Ce texte pessimiste, si vous le voulez, pourtant accroche admirablement la réalité: il n’y a personne parce que nous restons tous accrochés à notre moi infantile. Quand nous avons commencé à dire “je” et “moi”, nous étions des enfants. Et sur qui portait ce “je” et “moi” ? Sur ce que nous étions alors, c’est-à-dire un enfant projeté dans l’existence avec une hérédité qu’il n’a pas choisie, dans un milieu qu’il n’a pas choisi, parlant un langage qu’il n’a pas choisi, éduqué selon des principes qu’il n’a pas choisis, rempli des préjugés d’ailleurs de sa race, de son continent, de son siècle, de sa langue, de ses superstitions, n’ayant même pas choisi sa religion.
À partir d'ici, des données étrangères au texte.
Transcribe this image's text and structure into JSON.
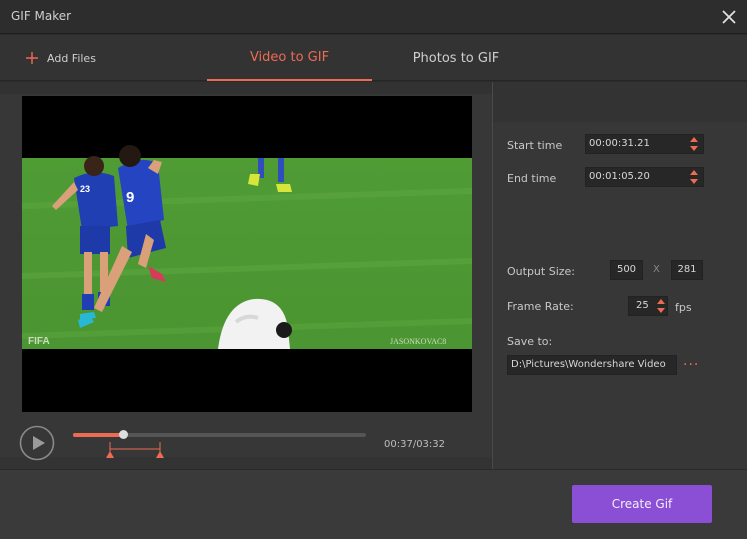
{
  "window": {
    "title": "GIF Maker"
  },
  "toolbar": {
    "add_files_label": "Add Files"
  },
  "tabs": [
    {
      "label": "Video to GIF",
      "active": true
    },
    {
      "label": "Photos to GIF",
      "active": false
    }
  ],
  "player": {
    "current_time": "00:37",
    "duration": "03:32",
    "time_readout": "00:37/03:32",
    "progress_fraction": 0.17,
    "watermark_left": "FIFA",
    "watermark_right": "JASONKOVAC8",
    "jersey_numbers": [
      "23",
      "9"
    ]
  },
  "settings": {
    "start_time_label": "Start time",
    "start_time_value": "00:00:31.21",
    "end_time_label": "End time",
    "end_time_value": "00:01:05.20",
    "output_size_label": "Output Size:",
    "output_width": "500",
    "size_separator": "X",
    "output_height": "281",
    "frame_rate_label": "Frame Rate:",
    "frame_rate_value": "25",
    "frame_rate_unit": "fps",
    "save_to_label": "Save to:",
    "save_path": "D:\\Pictures\\Wondershare Video",
    "more_label": "···"
  },
  "footer": {
    "create_label": "Create Gif"
  },
  "colors": {
    "accent": "#ee6b53",
    "button": "#8b4fd6",
    "pitch": "#4e9a33"
  },
  "icons": [
    "close-icon",
    "plus-icon",
    "play-icon",
    "spin-arrows-icon",
    "range-marker-icon"
  ]
}
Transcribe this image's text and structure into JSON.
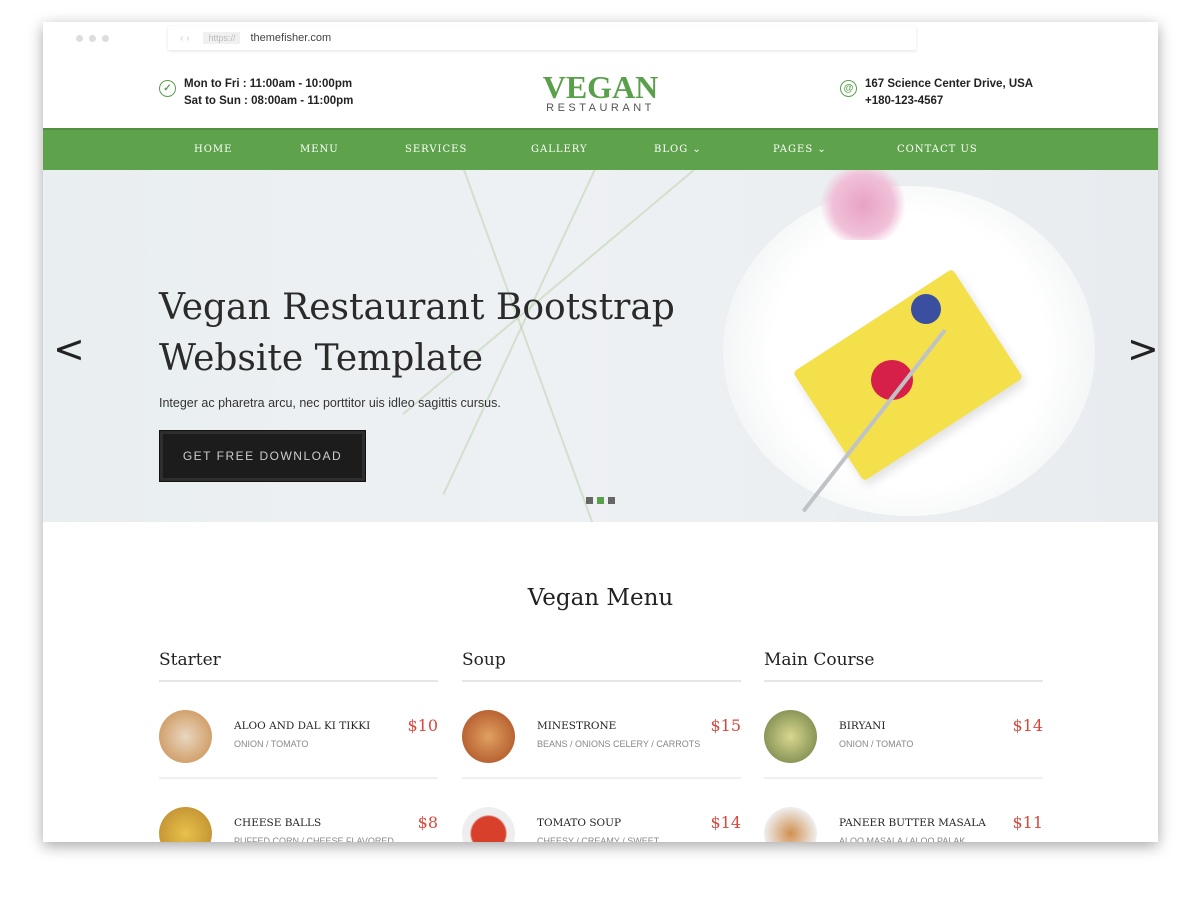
{
  "browser": {
    "proto": "https://",
    "url": "themefisher.com"
  },
  "header": {
    "hours": [
      "Mon to Fri : 11:00am - 10:00pm",
      "Sat to Sun : 08:00am - 11:00pm"
    ],
    "logo": {
      "main": "VEGAN",
      "sub": "RESTAURANT"
    },
    "contact": [
      "167 Science Center Drive, USA",
      "+180-123-4567"
    ]
  },
  "nav": [
    {
      "label": "HOME"
    },
    {
      "label": "MENU"
    },
    {
      "label": "SERVICES"
    },
    {
      "label": "GALLERY"
    },
    {
      "label": "BLOG ⌄"
    },
    {
      "label": "PAGES ⌄"
    },
    {
      "label": "CONTACT US"
    }
  ],
  "hero": {
    "title_l1": "Vegan Restaurant Bootstrap",
    "title_l2": "Website Template",
    "subtitle": "Integer ac pharetra arcu, nec porttitor uis idleo sagittis cursus.",
    "button": "GET FREE DOWNLOAD",
    "active_slide": 2,
    "slides": 3
  },
  "menu": {
    "title": "Vegan Menu",
    "columns": [
      {
        "title": "Starter",
        "items": [
          {
            "name": "ALOO AND DAL KI TIKKI",
            "desc": "ONION / TOMATO",
            "price": "$10"
          },
          {
            "name": "CHEESE BALLS",
            "desc": "PUFFED CORN / CHEESE FLAVORED",
            "price": "$8"
          }
        ]
      },
      {
        "title": "Soup",
        "items": [
          {
            "name": "MINESTRONE",
            "desc": "BEANS / ONIONS CELERY / CARROTS",
            "price": "$15"
          },
          {
            "name": "TOMATO SOUP",
            "desc": "CHEESY / CREAMY / SWEET",
            "price": "$14"
          }
        ]
      },
      {
        "title": "Main Course",
        "items": [
          {
            "name": "BIRYANI",
            "desc": "ONION / TOMATO",
            "price": "$14"
          },
          {
            "name": "PANEER BUTTER MASALA",
            "desc": "ALOO MASALA / ALOO PALAK",
            "price": "$11"
          }
        ]
      }
    ]
  },
  "colors": {
    "brand": "#5ea34b",
    "price": "#d9473c"
  }
}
Donc c’est cet être qui est purement un résultat, c’est-à-dire un faisceau de besoins, un faisceau de déterminismes qui commence à dire “je” et “moi”, c’est-à-dire à employer des pronoms personnels qui signifieraient une puissance originelle de création, et il dit ces mots sur lui-même qui n’est qu’un résultat et une collection de déterminismes.

Eh bien, c’est ce que nous avons continué à faire tout au long de la vie, nous avons dit “je” et “moi” sur cet être infantile que nous sommes demeurés et nous défendons avec le bec et les ongles quelque chose qui n’est pas nous.

Notre amour propre, c’est tout simplement notre prison.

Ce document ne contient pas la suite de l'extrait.